Final presentation of training intended for group work for unemployed people

Today in Ljubljana, cooperation between the Employment Service of Slovenia and the Swedish employment service AMS, has resulted in the final presentation of training intended for employment service staff engaged in group work with the unemployed. It is one of the activities within the broader “Work Life Development Programme” (WLDP) initiated in autumn 2004 by the Swedish employment service, with the aim of deepening professional links between public employment services in new member states and candidate countries for EU membership (Romania, Bulgaria, Turkey). It also represents continuation of the successful Work Life and EU Enlargement (WLE) programme, which ran from 2001 to 2004 and in which the Employment Service of Slovenia also played an active role. Both projects have been funded by the Swedish government.

The WLDP programme will run until October 2006, with the Slovenian Service participating in the following activities in the new project: linking employment services to local partners, evaluating employment programmes and group work with the unemployed, the final presentations of which were prepared by representatives of employment services in Latvia, Romania, Bulgaria and Slovenia. It must be emphasised that representatives of participating countries agreed with their Swedish partners last year on the content and form of activities to be conducted this year. As Claes-Goran Almer, operational head of the WLDP programme in the AMS, stressed, it involves a form of direct cooperation between public employment services from a number of countries, in which the exchange of different experience and good practices in solving similar problems is of primary importance.

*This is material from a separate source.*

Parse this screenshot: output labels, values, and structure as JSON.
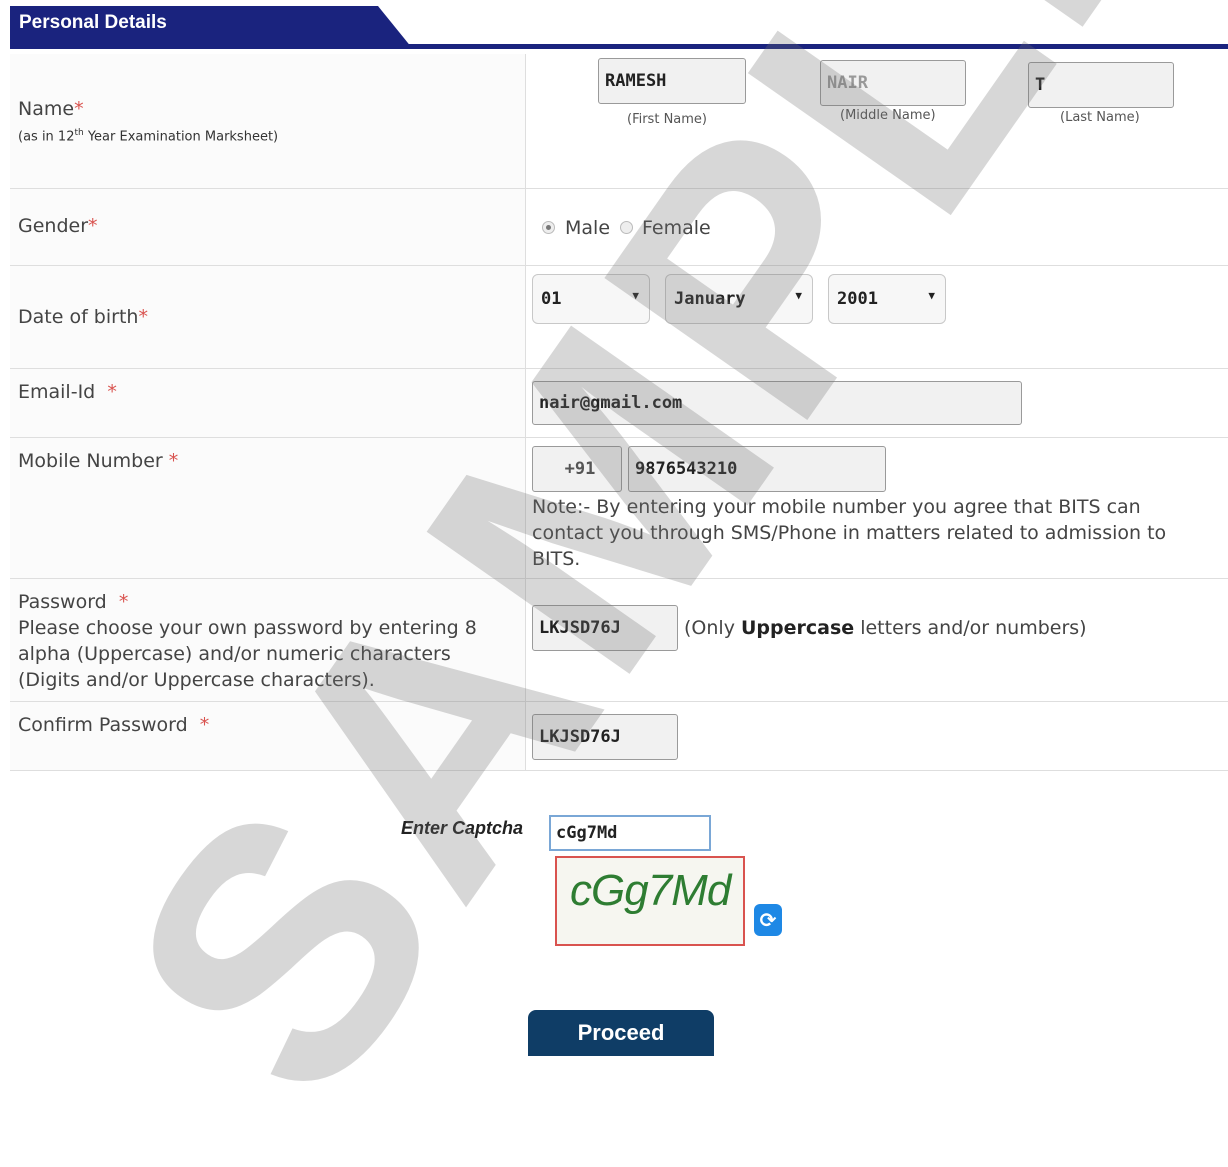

Training related to group work with the unemployed took place in three circles. As was clear during today's presentations, representatives from each employment service focused on those target groups that in individual countries represent the core of the problem for whom to date no special activities have been prepared to help alleviate the problem. Thus the Latvians concentrated on the group of unemployed women following maternity leave, the Romanians on unemployed youth with general secondary education, and the Bulgarians on young people with disabilities, while the Slovenian representatives presented group counselling for unemployed people needing special guidance due to low self-esteem and long-term unemployment, representing one of the most important obstacles to finding employment. Swapping experiences showed that all these target groups need special consideration adapted to the particular group. Although these projects are still in the initial phase, they were very well received by their target audience. As participants in the group work for the unemployed workshops emphasised, unemployed people find mutual support in the group, start to believe in themselves and their abilities, and gain new motivation to become active: intensively look for employment, continue in education, undertake training and the like.

Although today's presentations mark the completion of activities involving the training of employment counsellors for group work for the unemployed, other activities will continue under the WLDP programme, involving evaluation of employment programmes, analysis and labour-market expectations, the importance of new technologies and the Internet for the activities of employment services, and the inclusion of people with disabilities and older people in the labour market.